Sunday, 24 January 2021

Another Newly-Discovered Substance Shows Why Biodiversity is Important

Leaf-cutter ants
New antifungal compound from ant farms - American Chemical Society

Following close on my article a few days ago on the antibiotic found in the skin of an Australian toadlet and how this demonstrates the need to maintain a rich biodiversity if only for the resource of natural medicines yet to be discovered in nature, we have another example of an unlikely compound being found - within the nest of leaf-cutter ants.

This time, it's an antifungal compound, produced by bacteria that live on the attine ants (ants of the Atta genus of what are more commonly known as leaf-cutter ants that farm fungi on a substrate of moist chewed-up leaf matter). The ants use this antifungal compound, called attinimicin, to keep their crop and its substrate free from fungal parasites.

Leaf-cutter ant, Atta cephalotes, tending fungi growing on chewed-up leaves.
From the American Chemical Society (ACS) news release of Jan 20th, 2021:
Attine ants are farmers, and they grow fungus as food. Pseudonocardia and Streptomyces bacteria are their farmhands, producing metabolites that protect the crop from pathogens. Surprisingly, these metabolites lack common structural features across bacteria from different geographic locations, even though the ants share a common ancestor. Now, researchers report in ACS Central Science they have identified the first shared antifungal compound among many of these bacteria across Brazil. The compound could someday have medical applications.

Attine ants originated as one species at a single location in the Amazon 50 million years ago. They have evolved to 200 species that have spread their farming practices throughout South and Central America. In exchange for food, bacteria at these farms produce small molecules that hold pathogenic fungi such as Escovopsis in check. However, these molecules differ from region to region, suggesting a highly fragmented and geographically limited evolutionary history for the bacteria. Monica T. Pupo, Jon Clardy and colleagues wanted to find out if any antifungal bacterial metabolites with broader distribution had been overlooked in prior investigations.
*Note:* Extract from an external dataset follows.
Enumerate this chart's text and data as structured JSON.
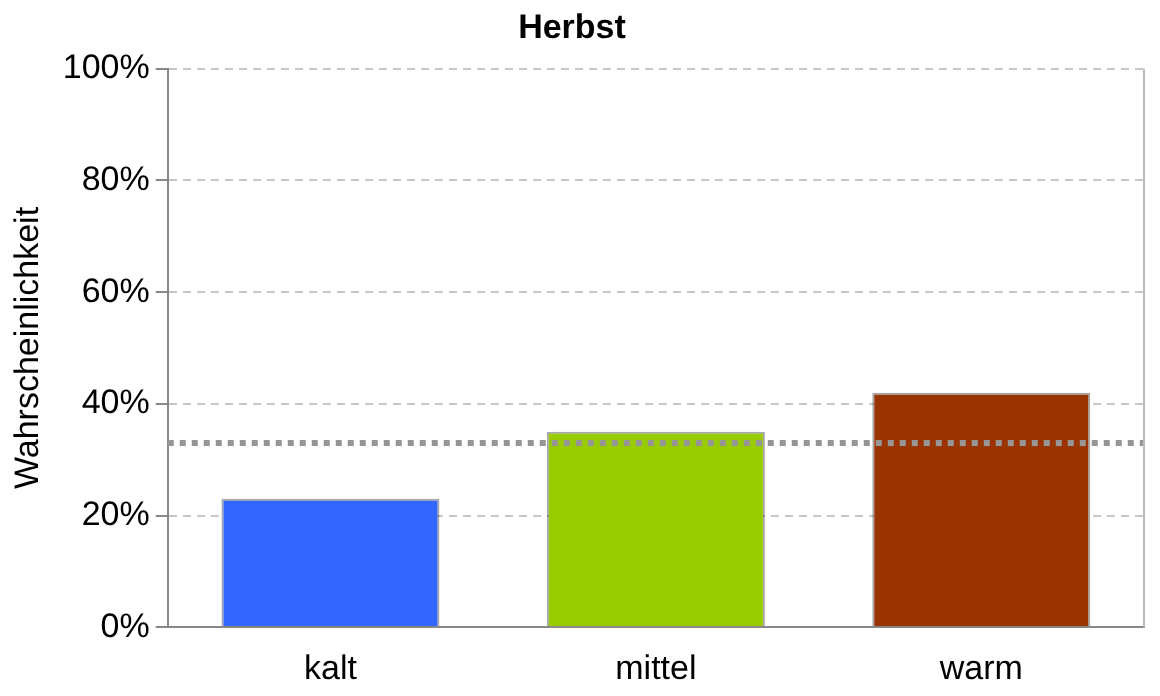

In a study of bacteria from ant nests at multiple sites in Brazil, the team discovered that nearly two thirds of Pseudonocardia strains produced a potent antifungal agent, which they called attinimicin. This discovery marked the first report of a specialized metabolite with broad geographic distribution produced by ant-associated bacteria. While this metabolite was safe for the fungal crop, it inhibited growth of fungal parasites, though — unlike many antibiotics — only in the absence of iron. It was also effective in fighting a Candida albicans infection in mice, comparable to azole-containing antifungal treatments that are used clinically, making it a potential drug candidate.
Incidentally, there is an interesting series of symbiotic relationships going on here. The ants and the Lepiotaceae fungi on which they feed are mutually obligate symbionts and the bacteria that keep the colony free from parasitic fungi that could destroy the fungi are also dependent on the ants. The fungi have become dependent on the ants to the extent that they no longer produce spores but rely on the ants to propagate them. Instead, they produce swollen hyphal tips (gongylidia) that grow in bundles called staphylae, specifically to feed the ants.

But it is the antifungal chemical, produced by the bacteria to destroy any fungi that might take over the leaf compost or parasitise the food fungi, while not harming the Lepiotaceae fungi themselves, that is of special interest here. As explained above, this has been shown to be effective against an infection by Candid albicans (the fungus responsible for thrush) in mice, comparable to the azole-containing compounds currently in clinical use.

Another example of the surprises to be found in nature, the products of the natural evolution laboratory, which we will lose as we reduce the biodiversity of the planet.